Remarquons ensuite que les monotrèmes ont quatre pattes ; c’est un caractère qui les sépare des oiseaux ; tous les oiseaux ont des ailes ou des vestiges d’ailes ; aucun n’a quatre pattes.

Enfin des observateurs attentifs, Meckel entre autres, qui ont fait l’anatomie des monotrèmes, n’ont pas douté qu’ils n’eussent des mamelles.

De tout cela nous pouvons conclure, presque à coup sûr, que les monotrèmes sont des mammifères.

Au sujet de ces animaux, M. de Blainville a émis une idée heureuse : il en fait un degré de l’échelle des êtres, et dès lors les anomalies apparentes des monotrèmes disparaissent pour faire place à une signification analogique ; ils forment, suivant M. de Blainville, le lien, le passage entre les mammifères et les oiseaux. L’épithète de paradoxal, donnée par Blumenbach à l’ornithorhynque, ne serait plus applicable.
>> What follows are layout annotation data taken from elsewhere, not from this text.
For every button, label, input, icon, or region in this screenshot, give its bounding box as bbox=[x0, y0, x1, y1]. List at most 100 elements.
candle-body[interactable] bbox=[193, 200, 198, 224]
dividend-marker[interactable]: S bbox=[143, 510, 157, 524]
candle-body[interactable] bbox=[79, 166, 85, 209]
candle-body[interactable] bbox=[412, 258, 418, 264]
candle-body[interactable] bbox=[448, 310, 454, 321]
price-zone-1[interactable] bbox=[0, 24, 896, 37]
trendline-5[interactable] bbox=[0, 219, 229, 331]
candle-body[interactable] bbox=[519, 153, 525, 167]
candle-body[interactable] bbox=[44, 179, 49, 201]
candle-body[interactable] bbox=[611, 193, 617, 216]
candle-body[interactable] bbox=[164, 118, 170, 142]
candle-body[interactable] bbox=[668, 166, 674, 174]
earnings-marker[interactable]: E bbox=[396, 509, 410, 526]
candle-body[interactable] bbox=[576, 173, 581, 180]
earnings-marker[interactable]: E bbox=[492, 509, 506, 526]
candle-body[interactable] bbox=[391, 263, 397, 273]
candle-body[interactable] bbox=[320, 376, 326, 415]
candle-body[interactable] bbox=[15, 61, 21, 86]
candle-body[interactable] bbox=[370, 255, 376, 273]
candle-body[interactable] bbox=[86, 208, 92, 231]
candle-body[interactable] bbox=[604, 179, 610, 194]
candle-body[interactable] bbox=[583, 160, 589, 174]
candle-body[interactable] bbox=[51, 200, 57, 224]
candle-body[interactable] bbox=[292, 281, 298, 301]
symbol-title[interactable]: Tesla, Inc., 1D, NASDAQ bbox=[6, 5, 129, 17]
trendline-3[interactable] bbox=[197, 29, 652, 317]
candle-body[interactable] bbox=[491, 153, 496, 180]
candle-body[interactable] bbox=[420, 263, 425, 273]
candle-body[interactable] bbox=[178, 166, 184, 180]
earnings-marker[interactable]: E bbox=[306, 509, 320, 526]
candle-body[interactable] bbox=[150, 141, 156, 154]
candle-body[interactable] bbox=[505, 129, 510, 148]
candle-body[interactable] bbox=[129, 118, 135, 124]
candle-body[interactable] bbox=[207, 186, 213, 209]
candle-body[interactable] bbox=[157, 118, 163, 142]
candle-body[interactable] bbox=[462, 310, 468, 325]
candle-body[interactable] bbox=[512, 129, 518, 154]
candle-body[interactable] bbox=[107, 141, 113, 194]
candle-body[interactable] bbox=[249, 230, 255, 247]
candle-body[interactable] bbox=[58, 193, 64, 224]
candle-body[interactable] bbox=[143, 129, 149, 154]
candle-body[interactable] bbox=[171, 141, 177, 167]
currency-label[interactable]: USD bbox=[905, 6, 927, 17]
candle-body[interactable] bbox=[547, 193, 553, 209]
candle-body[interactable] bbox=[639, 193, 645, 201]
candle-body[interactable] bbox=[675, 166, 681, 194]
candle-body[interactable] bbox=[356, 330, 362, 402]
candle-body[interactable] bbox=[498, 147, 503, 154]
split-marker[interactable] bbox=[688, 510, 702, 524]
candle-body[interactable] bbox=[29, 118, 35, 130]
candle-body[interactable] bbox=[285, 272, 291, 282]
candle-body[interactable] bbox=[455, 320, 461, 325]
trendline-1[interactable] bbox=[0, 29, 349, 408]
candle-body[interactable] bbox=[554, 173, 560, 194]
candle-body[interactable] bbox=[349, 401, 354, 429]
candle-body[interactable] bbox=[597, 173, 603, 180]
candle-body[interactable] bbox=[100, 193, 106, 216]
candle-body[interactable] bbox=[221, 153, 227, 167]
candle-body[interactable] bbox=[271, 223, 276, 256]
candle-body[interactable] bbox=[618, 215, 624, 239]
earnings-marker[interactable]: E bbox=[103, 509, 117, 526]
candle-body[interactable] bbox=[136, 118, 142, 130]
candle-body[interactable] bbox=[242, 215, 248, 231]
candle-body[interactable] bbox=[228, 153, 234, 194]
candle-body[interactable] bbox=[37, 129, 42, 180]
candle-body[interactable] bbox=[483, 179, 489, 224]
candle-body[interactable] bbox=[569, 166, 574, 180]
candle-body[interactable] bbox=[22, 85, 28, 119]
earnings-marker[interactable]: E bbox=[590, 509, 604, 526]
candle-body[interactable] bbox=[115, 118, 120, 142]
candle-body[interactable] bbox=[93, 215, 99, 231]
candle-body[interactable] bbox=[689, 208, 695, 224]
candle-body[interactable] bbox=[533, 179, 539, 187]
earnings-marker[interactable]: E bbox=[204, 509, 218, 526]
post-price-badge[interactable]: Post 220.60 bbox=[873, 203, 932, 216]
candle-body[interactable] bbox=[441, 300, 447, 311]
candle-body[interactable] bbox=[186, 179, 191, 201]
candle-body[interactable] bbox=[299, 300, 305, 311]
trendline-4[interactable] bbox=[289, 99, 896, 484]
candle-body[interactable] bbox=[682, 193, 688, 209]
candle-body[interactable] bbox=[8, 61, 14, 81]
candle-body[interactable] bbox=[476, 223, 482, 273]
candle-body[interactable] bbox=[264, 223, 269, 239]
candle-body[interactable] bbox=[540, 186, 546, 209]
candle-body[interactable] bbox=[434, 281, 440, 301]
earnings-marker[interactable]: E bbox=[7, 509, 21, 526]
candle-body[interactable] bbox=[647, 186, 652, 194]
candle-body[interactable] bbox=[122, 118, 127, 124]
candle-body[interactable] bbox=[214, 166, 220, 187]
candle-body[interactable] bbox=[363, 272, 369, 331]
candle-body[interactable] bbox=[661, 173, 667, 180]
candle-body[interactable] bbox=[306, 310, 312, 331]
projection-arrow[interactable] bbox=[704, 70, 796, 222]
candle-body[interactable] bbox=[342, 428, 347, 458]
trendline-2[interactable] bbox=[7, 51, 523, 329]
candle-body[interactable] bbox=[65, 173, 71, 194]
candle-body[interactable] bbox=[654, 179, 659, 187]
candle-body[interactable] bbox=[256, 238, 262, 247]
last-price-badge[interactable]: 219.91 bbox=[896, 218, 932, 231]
Je ne terminerai pas ces études de géographie zoologique sans faire remarquer que le midi de l’Asie et le midi de l’Afrique forment comme deux centres particuliers, et où nous retrouvons deux natures parallèles : chacun a un éléphant d’espèce différente ; chacun a un rhinocéros qui lui est propre ; en Asie, on trouve le tigre, en Afrique le lion ; l’Asie possède l’orang-outang, l’Afrique le chimpanzé. Mais toujours les types se répètent.

Enfin, les races humaines ont été soumises à la localisation, comme le sont les espèces animales. Chacune des quatre grandes races habite une partie du monde : la race blanche l’Europe, la race jaune l’Asie, la race noire l’Afrique, la race rouge l’Amérique.